Ebrei e rom, in ciò, sono maestri. Lui, Stănescu, madre rom e padre ebreo, lo trovi primo violino nelle grandi orchestre sinfoniche della musica ungherese e rumena, così come, con il cappello in mano, a suonare musica nelle strade e nelle metropolitane delle nostre città. Solo per il piacere della musica. Così come Marian Serban, al cymbalon, altro strano strumento nato dal pianoforte ma dal suono percussivo-melodico. Marian ne è maestro: ascoltarlo nelle piazze romane è un godimento. Come folgoranti e molto gipsy sono le note di Albert Florian Mihai su una fisarmonica suonata a una velocità strabiliante, con variazioni jazzistiche e uso dei tempi dispari che fanno arrossire tanti musicisti molto più famosi di lui.

Insomma, la musica. Perché la musica, quella vera che interroga l’anima e percorre i cammini dei popoli, è una delle arti “spiritualmente nobili” che restituisce al mondo l’amore per la verità storica. Senza confini. Ebrei e zingari, il concerto-spettacolo di Moni Ovadia con la sua orchestra itinerante e sgangherata fatta di rom, ebrei e italiani in bilico tra Antico Testamento e terre del Sud, è un piccolo ma appassionato contributo alla battaglia contro ogni razzismo. Nella Giornata della Memoria, una sorta di testamento biologico. Andrebbe proiettato nelle scuole. Rom ed ebrei, i due popoli fratelli, a lungo hanno marciato fianco a fianco nella sorte, ma dopo la persecuzione nazista, le strade si sono divise. Gli ebrei hanno cambiato in meglio la loro storia, il popolo rom invece molto spesso continua a subire il calvario del pregiudizio, dell’emarginazione.

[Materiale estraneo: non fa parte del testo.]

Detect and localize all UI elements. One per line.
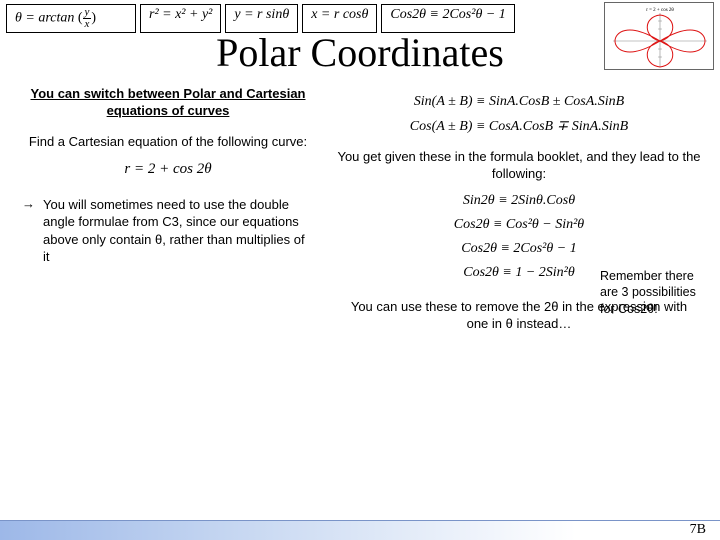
- polar-thumbnail: r = 2 + cos 2θ: [604, 2, 714, 70]
- left-bullet: → You will sometimes need to use the dou…: [18, 196, 318, 266]
- formula-theta-lhs: θ = arctan: [15, 11, 74, 26]
- sin-ab-formula: Sin(A ± B) ≡ SinA.CosB ± CosA.SinB: [336, 94, 702, 110]
- left-column: You can switch between Polar and Cartesi…: [18, 86, 318, 333]
- right-column: Sin(A ± B) ≡ SinA.CosB ± CosA.SinB Cos(A…: [336, 86, 702, 333]
- bullet-text: You will sometimes need to use the doubl…: [43, 196, 314, 266]
- addition-formulae: Sin(A ± B) ≡ SinA.CosB ± CosA.SinB Cos(A…: [336, 94, 702, 135]
- cos-ab-formula: Cos(A ± B) ≡ CosA.CosB ∓ SinA.SinB: [336, 118, 702, 135]
- booklet-note: You get given these in the formula bookl…: [336, 149, 702, 183]
- page-number: 7B: [690, 522, 706, 538]
- curve-equation: r = 2 + cos 2θ: [18, 161, 318, 178]
- bullet-arrow-icon: →: [22, 196, 35, 266]
- cos2b-formula: Cos2θ ≡ 2Cos²θ − 1: [336, 241, 702, 257]
- left-subheading: You can switch between Polar and Cartesi…: [18, 86, 318, 120]
- formula-theta: θ = arctan (yx): [6, 4, 136, 33]
- remember-note: Remember there are 3 possibilities for C…: [600, 268, 708, 317]
- cos2a-formula: Cos2θ ≡ Cos²θ − Sin²θ: [336, 217, 702, 233]
- footer-bar: [0, 520, 720, 540]
- sin2-formula: Sin2θ ≡ 2Sinθ.Cosθ: [336, 193, 702, 209]
- left-prompt: Find a Cartesian equation of the followi…: [18, 134, 318, 151]
- thumb-label: r = 2 + cos 2θ: [646, 8, 674, 13]
- content-area: You can switch between Polar and Cartesi…: [0, 76, 720, 333]
- formula-r2: r² = x² + y²: [140, 4, 221, 33]
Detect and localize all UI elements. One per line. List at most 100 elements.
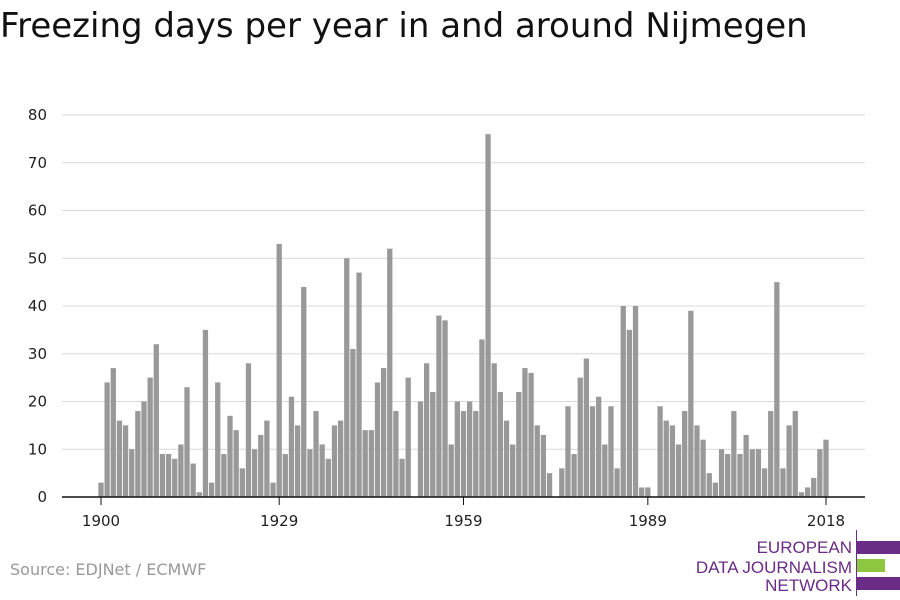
bar-1906 bbox=[135, 411, 141, 497]
logo-divider bbox=[856, 530, 857, 596]
bar-1957 bbox=[448, 444, 454, 497]
bar-1989 bbox=[645, 487, 651, 497]
y-tick-label: 30 bbox=[28, 345, 47, 363]
bar-1920 bbox=[221, 454, 227, 497]
bar-1947 bbox=[387, 248, 393, 497]
bar-1931 bbox=[288, 396, 295, 497]
bar-1910 bbox=[159, 454, 166, 497]
bar-1945 bbox=[374, 382, 381, 497]
bar-1964 bbox=[491, 363, 497, 497]
bar-1983 bbox=[608, 406, 614, 497]
bar-2003 bbox=[731, 411, 737, 497]
logo-bar-purple-top bbox=[857, 541, 900, 554]
bar-2007 bbox=[755, 449, 762, 497]
logo-bar-green bbox=[857, 559, 885, 572]
x-axis-ticks: 1900 1929 1959 1989 2018 bbox=[82, 497, 845, 530]
bar-1909 bbox=[153, 344, 159, 497]
bar-1965 bbox=[497, 391, 503, 497]
bar-2010 bbox=[774, 282, 780, 498]
bar-2000 bbox=[712, 482, 719, 497]
bar-2015 bbox=[804, 487, 811, 497]
bar-1946 bbox=[380, 368, 387, 497]
bar-2014 bbox=[798, 492, 805, 497]
bar-1903 bbox=[116, 420, 123, 497]
bar-2004 bbox=[737, 454, 743, 497]
bar-1921 bbox=[227, 415, 233, 497]
bar-1950 bbox=[405, 377, 411, 498]
bar-2017 bbox=[817, 449, 823, 497]
bar-1966 bbox=[503, 420, 510, 497]
bar-1934 bbox=[307, 449, 313, 497]
logo-line-3: NETWORK bbox=[765, 576, 852, 595]
bar-1963 bbox=[485, 134, 491, 497]
bar-1954 bbox=[430, 391, 436, 497]
bar-1970 bbox=[528, 372, 534, 497]
bar-1919 bbox=[215, 382, 221, 497]
bar-1971 bbox=[534, 425, 540, 498]
bar-1993 bbox=[669, 425, 676, 498]
bar-1937 bbox=[325, 458, 331, 497]
bar-1958 bbox=[454, 401, 460, 497]
y-tick-label: 0 bbox=[37, 488, 47, 506]
y-tick-label: 60 bbox=[28, 202, 47, 220]
x-tick-label: 1929 bbox=[260, 512, 298, 530]
bar-1981 bbox=[596, 396, 602, 497]
bar-1978 bbox=[577, 377, 583, 498]
logo-line-1: EUROPEAN bbox=[756, 538, 852, 557]
y-tick-label: 20 bbox=[28, 393, 47, 411]
bar-1968 bbox=[516, 391, 522, 497]
bar-2013 bbox=[792, 411, 798, 497]
bar-1936 bbox=[319, 444, 325, 497]
bar-1940 bbox=[344, 258, 350, 497]
y-tick-label: 40 bbox=[28, 297, 47, 315]
bar-2001 bbox=[718, 449, 725, 497]
bar-1915 bbox=[190, 463, 196, 497]
bar-1959 bbox=[460, 411, 467, 497]
bar-1902 bbox=[110, 368, 116, 497]
bar-1991 bbox=[657, 406, 663, 497]
bar-1901 bbox=[104, 382, 110, 497]
bar-1977 bbox=[571, 454, 577, 497]
bar-1992 bbox=[663, 420, 669, 497]
bar-2008 bbox=[761, 468, 768, 497]
bar-1938 bbox=[331, 425, 338, 498]
bar-1944 bbox=[368, 430, 374, 497]
logo-bar-purple-bottom bbox=[857, 577, 900, 590]
bar-1998 bbox=[700, 439, 706, 497]
bar-1949 bbox=[399, 458, 405, 497]
logo-line-2: DATA JOURNALISM bbox=[695, 558, 852, 577]
bar-1929 bbox=[276, 243, 282, 497]
bar-1911 bbox=[165, 454, 172, 497]
bars bbox=[98, 134, 829, 498]
y-tick-label: 10 bbox=[28, 440, 47, 458]
bar-1962 bbox=[479, 339, 485, 497]
bar-1927 bbox=[264, 420, 270, 497]
x-tick-label: 1900 bbox=[82, 512, 120, 530]
bar-1961 bbox=[473, 411, 479, 497]
bar-1912 bbox=[172, 458, 178, 497]
bar-1985 bbox=[620, 306, 626, 497]
y-tick-label: 50 bbox=[28, 249, 47, 267]
bar-1932 bbox=[294, 425, 301, 498]
bar-1955 bbox=[436, 315, 442, 497]
bar-1997 bbox=[694, 425, 700, 498]
bar-2012 bbox=[786, 425, 792, 498]
bar-1987 bbox=[632, 306, 639, 497]
bar-1923 bbox=[239, 468, 245, 497]
bar-1933 bbox=[301, 286, 307, 497]
bar-1986 bbox=[626, 329, 633, 498]
bar-1924 bbox=[245, 363, 252, 497]
bar-1956 bbox=[442, 320, 448, 497]
bar-1935 bbox=[313, 411, 319, 497]
bar-1979 bbox=[583, 358, 590, 497]
bar-1913 bbox=[178, 444, 184, 497]
edjnet-logo[interactable]: EUROPEAN DATA JOURNALISM NETWORK bbox=[696, 530, 900, 596]
bar-1928 bbox=[270, 482, 276, 497]
bar-1908 bbox=[147, 377, 153, 498]
bar-1984 bbox=[614, 468, 620, 497]
y-tick-label: 80 bbox=[28, 106, 47, 124]
bar-2002 bbox=[725, 454, 731, 497]
source-note: Source: EDJNet / ECMWF bbox=[10, 560, 207, 579]
bar-1948 bbox=[393, 411, 399, 497]
chart-title: Freezing days per year in and around Nij… bbox=[0, 6, 808, 46]
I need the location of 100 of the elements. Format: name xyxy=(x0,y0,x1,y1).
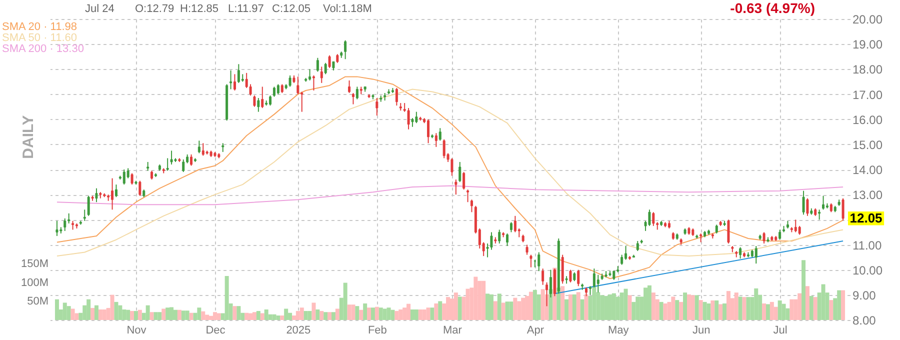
bar xyxy=(798,293,802,320)
bar xyxy=(170,307,174,320)
bar xyxy=(738,296,742,320)
candlestick xyxy=(352,92,354,105)
bar xyxy=(205,314,210,320)
bar xyxy=(620,292,624,320)
bar xyxy=(62,302,67,320)
bar xyxy=(770,302,774,320)
bar xyxy=(536,294,541,320)
bar xyxy=(802,260,806,320)
bar xyxy=(224,276,229,320)
bar xyxy=(647,285,652,320)
y2-tick-label: 100M xyxy=(20,276,48,289)
candlestick xyxy=(348,80,351,94)
bar xyxy=(710,300,715,320)
bar xyxy=(766,304,770,320)
candlestick xyxy=(233,74,236,91)
bar xyxy=(509,302,514,320)
candlestick xyxy=(257,98,260,112)
bar xyxy=(134,310,138,320)
bar xyxy=(821,284,826,320)
x-tick-label: Feb xyxy=(368,324,387,336)
bar xyxy=(54,299,59,320)
y-tick-label: 8.00 xyxy=(852,314,876,328)
bar xyxy=(331,312,336,320)
bar xyxy=(521,298,526,320)
bar xyxy=(813,297,818,320)
bar xyxy=(398,309,403,320)
y-tick-label: 20.00 xyxy=(852,12,883,26)
x-tick-label: Dec xyxy=(206,324,226,336)
candlestick xyxy=(514,215,516,233)
bar xyxy=(604,296,608,320)
bar xyxy=(363,303,368,320)
candlestick xyxy=(506,232,509,247)
bar xyxy=(177,310,182,320)
bar xyxy=(786,308,790,320)
bar xyxy=(458,296,462,320)
bar xyxy=(359,310,364,320)
bar xyxy=(805,286,810,320)
candlestick xyxy=(87,195,90,216)
candlestick xyxy=(624,246,628,260)
bar xyxy=(580,299,584,320)
bar xyxy=(292,315,296,320)
bar xyxy=(690,295,695,320)
bar xyxy=(675,300,680,320)
bar xyxy=(706,303,711,320)
candlestick xyxy=(510,222,512,233)
bar xyxy=(118,305,122,320)
text: H:12.85 xyxy=(180,3,219,15)
bar xyxy=(486,294,490,320)
bar xyxy=(809,296,814,320)
candlestick xyxy=(842,198,844,221)
bar xyxy=(102,309,106,320)
bar xyxy=(288,312,292,320)
bar xyxy=(837,290,842,320)
bar xyxy=(628,295,632,320)
line-series xyxy=(56,88,844,257)
bar xyxy=(564,299,569,320)
candlestick xyxy=(95,188,98,203)
candlestick xyxy=(237,64,240,84)
candlestick xyxy=(802,190,805,216)
candlestick xyxy=(454,179,458,196)
bar xyxy=(114,302,118,320)
candlestick xyxy=(577,269,580,287)
bar xyxy=(714,300,719,320)
bar xyxy=(434,303,438,320)
bar xyxy=(402,308,407,320)
bar xyxy=(126,310,130,320)
bar xyxy=(722,303,727,320)
y-tick-label: 19.00 xyxy=(852,38,883,52)
candlestick xyxy=(822,195,825,210)
candlestick xyxy=(296,76,300,95)
bar xyxy=(482,280,486,320)
candlestick xyxy=(442,138,446,159)
candlestick xyxy=(498,229,501,244)
bar xyxy=(328,312,332,320)
x-tick-label: Jul xyxy=(773,324,788,336)
y-tick-label: 14.00 xyxy=(852,163,883,177)
candlestick xyxy=(272,86,276,98)
candlestick xyxy=(538,252,540,272)
candlestick xyxy=(806,198,809,216)
bar xyxy=(478,280,482,320)
bar xyxy=(110,294,114,320)
bar xyxy=(497,294,502,320)
candlestick xyxy=(170,150,173,165)
x-tick-label: Jun xyxy=(692,324,710,336)
bar xyxy=(612,293,616,320)
bar xyxy=(651,292,656,320)
y-tick-label: 17.00 xyxy=(852,88,883,102)
x-tick-label: Nov xyxy=(126,324,147,336)
bar xyxy=(312,302,316,320)
bar xyxy=(324,312,328,320)
x-tick-label: 2025 xyxy=(286,324,311,336)
bar xyxy=(154,312,158,320)
bar xyxy=(197,308,202,320)
text: -0.63 (4.97%) xyxy=(730,0,815,16)
bar xyxy=(410,309,414,320)
bar xyxy=(343,282,348,320)
candlestick xyxy=(466,189,470,203)
bar xyxy=(390,310,395,320)
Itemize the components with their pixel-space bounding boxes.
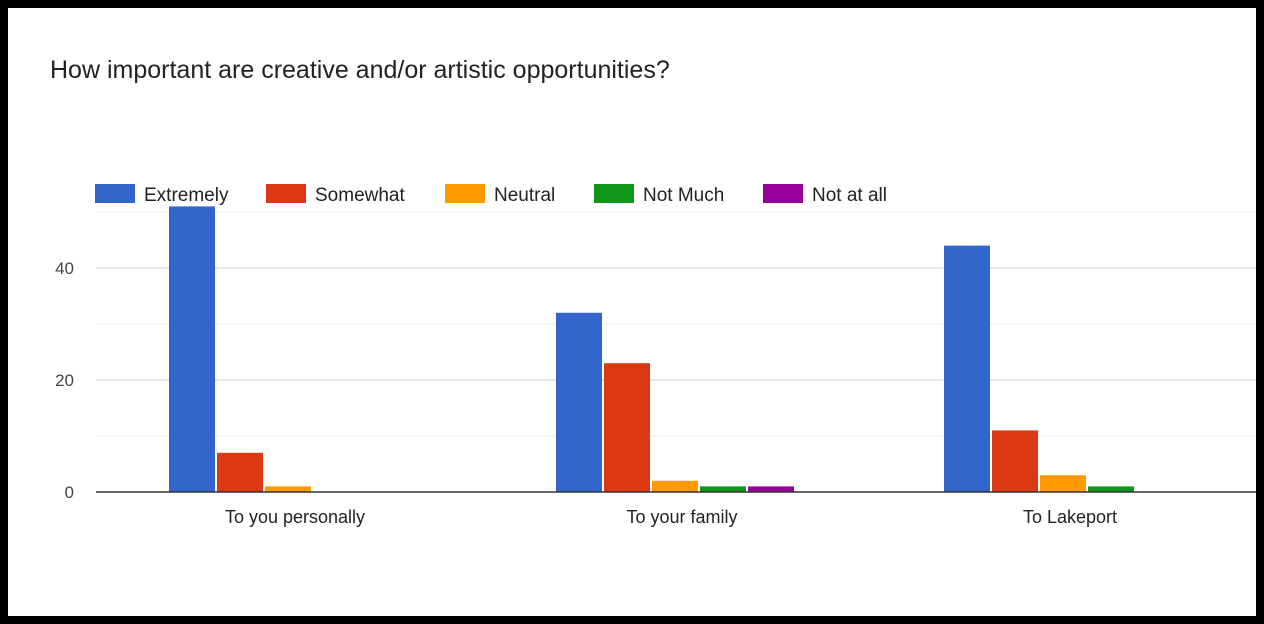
bars: [169, 206, 1134, 492]
legend-swatch: [594, 184, 634, 203]
legend-swatch: [95, 184, 135, 203]
bar: [169, 206, 215, 492]
bar: [1040, 475, 1086, 492]
legend-label: Neutral: [494, 185, 555, 206]
bar: [1088, 486, 1134, 492]
legend-label: Not at all: [812, 185, 887, 206]
grid-lines: [96, 211, 1256, 437]
bar: [944, 245, 990, 492]
bar: [992, 430, 1038, 492]
y-tick-label: 40: [55, 259, 74, 278]
x-axis-labels: To you personally To your family To Lakepo…: [225, 507, 1117, 527]
y-axis-ticks: 0 20 40: [55, 259, 74, 502]
y-tick-label: 0: [65, 483, 74, 502]
legend-label: Somewhat: [315, 185, 405, 206]
legend-label: Extremely: [144, 185, 229, 206]
legend-swatch: [763, 184, 803, 203]
legend: Extremely Somewhat Neutral Not Much Not at a…: [95, 184, 887, 206]
x-category-label: To Lakeport: [1023, 507, 1117, 527]
bar: [556, 312, 602, 492]
bar: [265, 486, 311, 492]
chart-card: How important are creative and/or artist…: [8, 8, 1256, 616]
chart-title: How important are creative and/or artist…: [50, 56, 670, 84]
x-category-label: To you personally: [225, 507, 365, 527]
legend-swatch: [445, 184, 485, 203]
bar: [217, 452, 263, 492]
legend-swatch: [266, 184, 306, 203]
x-category-label: To your family: [626, 507, 737, 527]
bar: [652, 480, 698, 492]
legend-label: Not Much: [643, 185, 724, 206]
bar: [748, 486, 794, 492]
y-tick-label: 20: [55, 371, 74, 390]
bar: [700, 486, 746, 492]
bar: [604, 363, 650, 492]
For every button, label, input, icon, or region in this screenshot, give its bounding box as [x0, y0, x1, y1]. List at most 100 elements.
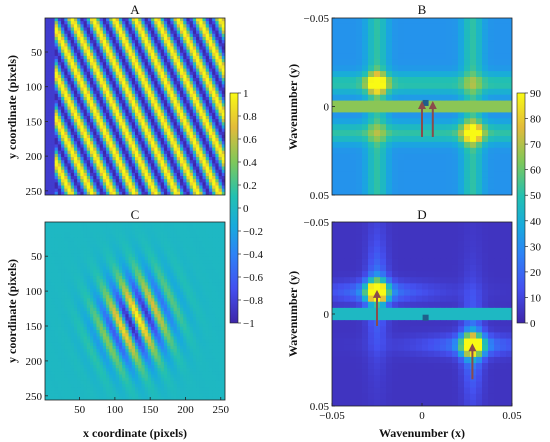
panel-c-cell [196, 311, 200, 315]
panel-c-cell [147, 288, 152, 293]
panel-a-cell [70, 185, 75, 190]
panel-c-cell [221, 288, 225, 293]
panel-a-cell [205, 68, 210, 73]
panel-a-cell [135, 109, 139, 114]
panel-c-cell [64, 234, 69, 239]
panel-a-cell [83, 166, 88, 171]
panel-a-cell [99, 144, 104, 149]
panel-a-cell [221, 68, 225, 73]
panel-a-cell [215, 147, 220, 152]
panel-a-cell [99, 84, 104, 89]
panel-c-cell [167, 279, 171, 283]
panel-a-cell [154, 157, 159, 161]
panel-a-cell [167, 74, 171, 79]
panel-a-cell [186, 74, 191, 79]
panel-a-cell [131, 74, 136, 79]
panel-a-cell [51, 46, 56, 51]
panel-c-cell [173, 291, 178, 296]
panel-a-cell [61, 46, 65, 51]
panel-a-cell [99, 138, 104, 142]
panel-c-cell [199, 317, 204, 322]
panel-c-cell [73, 320, 78, 325]
panel-a-cell [125, 125, 130, 130]
panel-c-cell [163, 279, 168, 283]
panel-a-cell [163, 81, 168, 85]
panel-a-cell [160, 112, 165, 117]
panel-a-cell [141, 40, 146, 44]
panel-c-cell [128, 263, 133, 268]
panel-c-cell [144, 307, 149, 312]
panel-a-cell [154, 49, 159, 54]
panel-c-cell [115, 263, 120, 268]
panel-a-cell [99, 87, 104, 92]
panel-a-cell [186, 40, 191, 44]
panel-a-cell [176, 18, 181, 22]
panel-a-cell [93, 87, 98, 92]
panel-c-cell [173, 317, 178, 322]
panel-c-cell [86, 295, 91, 299]
panel-c-cell [48, 272, 53, 277]
panel-c-cell [205, 320, 210, 325]
panel-c-cell [208, 222, 213, 226]
panel-a-cell [54, 71, 59, 76]
panel-a-cell [99, 30, 104, 35]
panel-a-cell [93, 46, 98, 51]
panel-c-cell [170, 279, 175, 283]
panel-c-cell [196, 317, 200, 322]
panel-c-cell [163, 291, 168, 296]
panel-a-cell [212, 71, 216, 76]
panel-c-cell [90, 247, 94, 252]
panel-a-cell [80, 138, 85, 142]
panel-c-cell [199, 225, 204, 229]
panel-c-cell [77, 247, 81, 252]
panel-c-cell [170, 231, 175, 236]
panel-a-cell [144, 71, 149, 76]
panel-c-cell [86, 311, 91, 315]
panel-a-cell [202, 36, 207, 41]
panel-a-cell [163, 21, 168, 25]
panel-c-cell [61, 288, 65, 293]
panel-a-cell [160, 119, 165, 123]
panel-a-cell [73, 169, 78, 174]
panel-c-cell [157, 279, 162, 283]
panel-c-cell [163, 234, 168, 239]
panel-a-cell [90, 182, 94, 187]
panel-a-cell [77, 33, 81, 38]
panel-a-cell [83, 122, 88, 127]
panel-a-cell [118, 150, 123, 155]
panel-c-cell [144, 234, 149, 239]
panel-c-cell [196, 291, 200, 296]
panel-a-cell [73, 134, 78, 139]
panel-c-cell [102, 228, 107, 233]
panel-c-cell [135, 272, 139, 277]
panel-a-cell [138, 115, 143, 120]
panel-c-cell [77, 260, 81, 264]
panel-a-cell [183, 172, 188, 177]
panel-c-cell [160, 311, 165, 315]
panel-a-cell [154, 43, 159, 48]
panel-a-cell [96, 97, 101, 101]
panel-a-cell [70, 157, 75, 161]
panel-c-cell [73, 256, 78, 261]
panel-c-cell [189, 250, 194, 255]
panel-a-cell [86, 68, 91, 73]
panel-a-image [45, 18, 225, 195]
panel-c-cell [118, 311, 123, 315]
panel-c-cell [90, 231, 94, 236]
panel-c-cell [45, 323, 49, 328]
panel-c-cell [208, 272, 213, 277]
panel-a-cell [151, 87, 155, 92]
panel-a-cell [180, 30, 184, 35]
panel-a-cell [77, 90, 81, 95]
panel-a-cell [202, 188, 207, 193]
panel-c-cell [163, 323, 168, 328]
panel-c-cell [45, 285, 49, 290]
panel-a-cell [93, 78, 98, 82]
panel-a-cell [212, 112, 216, 117]
panel-c-cell [154, 269, 159, 274]
panel-a-cell [73, 138, 78, 142]
panel-c-cell [218, 241, 223, 245]
panel-c-cell [102, 237, 107, 242]
panel-c-cell [131, 317, 136, 322]
panel-c-cell [202, 263, 207, 268]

Uno spettacolo da non perdere. Un contributo sonoro che è un omaggio al gusto della libertà e alla storia, troppo spesso enunciata e poco praticata, dei diritti umani. Per una Giornata della Memoria più equa e rispettosa delle vicende storiche dell’ultimo secolo.

Un miracolo che, a volte, solo la musica riesce a fare.